Charlie shook his head.
“I don’t expect you to forgive me. I will never forgive myself.”
Sitting in the chair in Emma’s office, Thomas could not bring himself to make eye contact with her.
“I nearly killed my Dad,” he stated matter-of-factly. “God knows, I could have killed someone on the way there. I just…I couldn’t hold it inside any longer. That’s why it happened, because I never let it out. It was trapped inside. I could never talk to anyone about it.”
Thomas shook his head.
“Some people would probably say I shouldn’t play the victim…”
“But you are a victim, Thomas. A victim of horrible abuse and pain. Your inner child needed others to hear him. To offer validation and to acknowledge the injustice that was suffered. He still needs that. That little boy fought hard to survive.”
Thomas paused thoughtfully.
“People often talk about finding their inner child like it is a fun and freeing thing. But I don’t want to find my inner child ever. But I don’t get a choice, because that child finds me on a regular basis. He came back in the blink of an eye after that visit with Uncle Kyle, and he hasn’t left since.”

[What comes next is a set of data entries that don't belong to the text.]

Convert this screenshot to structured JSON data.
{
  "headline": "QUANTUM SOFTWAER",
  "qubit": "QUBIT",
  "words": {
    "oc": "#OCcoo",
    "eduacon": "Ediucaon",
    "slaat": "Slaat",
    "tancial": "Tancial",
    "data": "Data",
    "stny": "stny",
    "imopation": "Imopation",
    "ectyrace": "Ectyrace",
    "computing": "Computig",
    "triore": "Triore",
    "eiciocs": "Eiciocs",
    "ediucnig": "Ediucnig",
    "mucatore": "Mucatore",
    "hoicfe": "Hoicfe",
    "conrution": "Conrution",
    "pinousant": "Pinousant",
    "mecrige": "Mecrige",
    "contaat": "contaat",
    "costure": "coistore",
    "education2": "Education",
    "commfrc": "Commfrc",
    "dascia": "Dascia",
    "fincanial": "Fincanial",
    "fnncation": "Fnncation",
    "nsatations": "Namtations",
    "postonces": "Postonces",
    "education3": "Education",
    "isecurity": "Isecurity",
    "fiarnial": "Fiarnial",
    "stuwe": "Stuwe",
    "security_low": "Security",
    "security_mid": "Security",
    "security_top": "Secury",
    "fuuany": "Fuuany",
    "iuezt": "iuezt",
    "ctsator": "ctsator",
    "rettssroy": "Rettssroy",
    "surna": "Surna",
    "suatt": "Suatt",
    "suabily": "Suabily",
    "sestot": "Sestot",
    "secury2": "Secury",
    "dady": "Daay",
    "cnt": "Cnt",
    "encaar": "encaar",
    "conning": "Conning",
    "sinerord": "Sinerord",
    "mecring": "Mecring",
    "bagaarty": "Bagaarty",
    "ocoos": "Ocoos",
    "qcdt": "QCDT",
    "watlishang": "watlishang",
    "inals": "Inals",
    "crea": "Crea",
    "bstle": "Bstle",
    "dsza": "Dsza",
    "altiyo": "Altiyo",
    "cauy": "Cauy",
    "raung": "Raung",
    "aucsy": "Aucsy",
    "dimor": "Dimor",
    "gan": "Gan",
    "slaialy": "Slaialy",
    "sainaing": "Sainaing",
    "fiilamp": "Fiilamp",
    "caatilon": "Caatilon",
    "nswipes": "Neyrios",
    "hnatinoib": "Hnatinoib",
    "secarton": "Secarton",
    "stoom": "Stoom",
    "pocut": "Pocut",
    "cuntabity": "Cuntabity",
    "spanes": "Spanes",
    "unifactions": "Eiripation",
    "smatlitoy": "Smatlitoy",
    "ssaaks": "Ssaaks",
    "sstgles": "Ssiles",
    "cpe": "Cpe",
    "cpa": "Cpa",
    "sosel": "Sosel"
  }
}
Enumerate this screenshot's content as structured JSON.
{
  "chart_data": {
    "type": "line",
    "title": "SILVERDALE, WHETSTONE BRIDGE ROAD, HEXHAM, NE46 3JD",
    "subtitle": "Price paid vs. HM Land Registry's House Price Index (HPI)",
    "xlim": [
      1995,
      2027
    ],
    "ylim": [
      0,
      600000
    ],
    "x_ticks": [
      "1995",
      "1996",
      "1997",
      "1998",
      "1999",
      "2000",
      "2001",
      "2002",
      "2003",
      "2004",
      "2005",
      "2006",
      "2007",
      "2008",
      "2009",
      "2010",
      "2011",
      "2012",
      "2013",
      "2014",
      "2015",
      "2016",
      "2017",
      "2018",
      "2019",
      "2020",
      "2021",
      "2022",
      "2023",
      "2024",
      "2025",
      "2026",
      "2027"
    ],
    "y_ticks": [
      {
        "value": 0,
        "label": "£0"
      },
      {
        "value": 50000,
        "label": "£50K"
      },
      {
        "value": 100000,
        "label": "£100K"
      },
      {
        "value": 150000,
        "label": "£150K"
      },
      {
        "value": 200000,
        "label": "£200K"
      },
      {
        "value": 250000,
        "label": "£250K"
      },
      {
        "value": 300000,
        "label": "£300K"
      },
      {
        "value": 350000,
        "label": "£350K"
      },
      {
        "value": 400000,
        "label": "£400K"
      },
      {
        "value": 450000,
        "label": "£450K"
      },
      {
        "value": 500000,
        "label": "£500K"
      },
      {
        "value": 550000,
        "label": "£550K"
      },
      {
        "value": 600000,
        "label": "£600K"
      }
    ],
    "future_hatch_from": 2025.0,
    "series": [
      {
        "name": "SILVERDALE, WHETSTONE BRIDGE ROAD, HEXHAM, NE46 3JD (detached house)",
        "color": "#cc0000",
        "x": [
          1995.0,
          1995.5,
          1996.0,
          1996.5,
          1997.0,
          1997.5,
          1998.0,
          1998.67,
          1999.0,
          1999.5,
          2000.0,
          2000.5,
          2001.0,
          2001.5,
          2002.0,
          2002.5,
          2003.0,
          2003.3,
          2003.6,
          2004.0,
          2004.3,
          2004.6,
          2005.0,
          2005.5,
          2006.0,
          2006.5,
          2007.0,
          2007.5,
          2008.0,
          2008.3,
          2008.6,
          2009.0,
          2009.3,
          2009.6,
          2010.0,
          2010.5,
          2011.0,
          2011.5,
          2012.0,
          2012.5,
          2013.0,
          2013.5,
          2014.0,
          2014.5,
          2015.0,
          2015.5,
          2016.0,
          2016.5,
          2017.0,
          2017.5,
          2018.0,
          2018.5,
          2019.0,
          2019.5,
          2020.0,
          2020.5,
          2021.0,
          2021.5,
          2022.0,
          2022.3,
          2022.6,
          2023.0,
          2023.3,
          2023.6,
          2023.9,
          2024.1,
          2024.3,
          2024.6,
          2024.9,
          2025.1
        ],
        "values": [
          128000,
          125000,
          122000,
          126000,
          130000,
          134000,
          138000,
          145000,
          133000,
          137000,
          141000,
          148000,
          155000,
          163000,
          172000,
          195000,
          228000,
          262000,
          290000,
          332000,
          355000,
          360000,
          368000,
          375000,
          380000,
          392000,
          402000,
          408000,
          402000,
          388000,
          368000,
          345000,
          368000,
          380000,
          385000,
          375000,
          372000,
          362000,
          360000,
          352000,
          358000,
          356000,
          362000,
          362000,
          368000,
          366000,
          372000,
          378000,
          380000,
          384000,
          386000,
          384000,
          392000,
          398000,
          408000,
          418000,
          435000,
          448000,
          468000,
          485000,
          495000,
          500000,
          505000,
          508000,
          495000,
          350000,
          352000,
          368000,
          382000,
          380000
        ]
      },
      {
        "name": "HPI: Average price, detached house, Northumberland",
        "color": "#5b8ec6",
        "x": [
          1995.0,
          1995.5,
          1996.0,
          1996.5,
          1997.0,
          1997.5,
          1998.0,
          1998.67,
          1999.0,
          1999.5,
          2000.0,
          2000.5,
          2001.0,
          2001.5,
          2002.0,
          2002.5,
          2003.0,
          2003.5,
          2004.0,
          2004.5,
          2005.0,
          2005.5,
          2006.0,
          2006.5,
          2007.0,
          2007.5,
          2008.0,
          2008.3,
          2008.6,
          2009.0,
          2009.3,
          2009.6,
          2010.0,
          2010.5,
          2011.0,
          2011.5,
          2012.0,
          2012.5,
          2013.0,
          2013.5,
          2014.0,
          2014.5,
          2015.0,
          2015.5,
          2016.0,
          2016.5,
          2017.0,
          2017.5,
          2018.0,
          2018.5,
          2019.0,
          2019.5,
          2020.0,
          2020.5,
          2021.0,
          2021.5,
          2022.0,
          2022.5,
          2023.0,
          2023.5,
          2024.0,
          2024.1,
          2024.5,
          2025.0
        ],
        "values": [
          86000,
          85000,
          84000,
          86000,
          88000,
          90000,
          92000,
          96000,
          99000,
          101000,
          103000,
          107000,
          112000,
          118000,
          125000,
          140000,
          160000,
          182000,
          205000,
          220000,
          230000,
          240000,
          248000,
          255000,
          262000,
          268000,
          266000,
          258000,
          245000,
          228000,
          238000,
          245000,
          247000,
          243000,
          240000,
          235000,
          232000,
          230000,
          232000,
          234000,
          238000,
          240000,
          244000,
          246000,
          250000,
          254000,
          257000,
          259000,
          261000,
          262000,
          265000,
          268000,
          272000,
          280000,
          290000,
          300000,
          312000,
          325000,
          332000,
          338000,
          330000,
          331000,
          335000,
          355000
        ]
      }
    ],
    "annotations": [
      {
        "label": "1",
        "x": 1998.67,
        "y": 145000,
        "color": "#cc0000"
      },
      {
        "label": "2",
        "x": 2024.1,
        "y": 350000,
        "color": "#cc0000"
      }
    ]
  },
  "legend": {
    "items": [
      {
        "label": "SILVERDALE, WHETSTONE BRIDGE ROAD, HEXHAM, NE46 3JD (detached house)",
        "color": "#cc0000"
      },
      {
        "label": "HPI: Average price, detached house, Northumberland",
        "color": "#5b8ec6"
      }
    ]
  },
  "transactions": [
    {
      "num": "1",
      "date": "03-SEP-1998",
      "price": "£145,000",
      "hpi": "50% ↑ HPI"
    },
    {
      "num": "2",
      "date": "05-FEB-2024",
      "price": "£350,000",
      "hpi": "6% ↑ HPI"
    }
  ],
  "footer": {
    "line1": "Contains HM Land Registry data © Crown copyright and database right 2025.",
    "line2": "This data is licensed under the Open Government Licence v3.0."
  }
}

“Your inner child is terrified, Thomas. Confused. Stressed. Your uncle damaged you, wounded you in ways that can never be forgotten. And having the perpetrator of abuse in your physical space, telling you what to do, is impossible to ignore. Your sleepwalking combined with nightmares and night terrors are a result of post- traumatic stress. With the right treatment, we can stop you from engaging in or remembering the nightmares.”
Emma tilted her head, smiling kindly.
“Speaking the truth is freeing, Thomas. Your voice is a chance to regain the autonomy you lost as a child, and is the only thing that can offer that child peace. Both your past and present selves need to know, feel and trust that there is a path to good. You can walk the path and find the end.”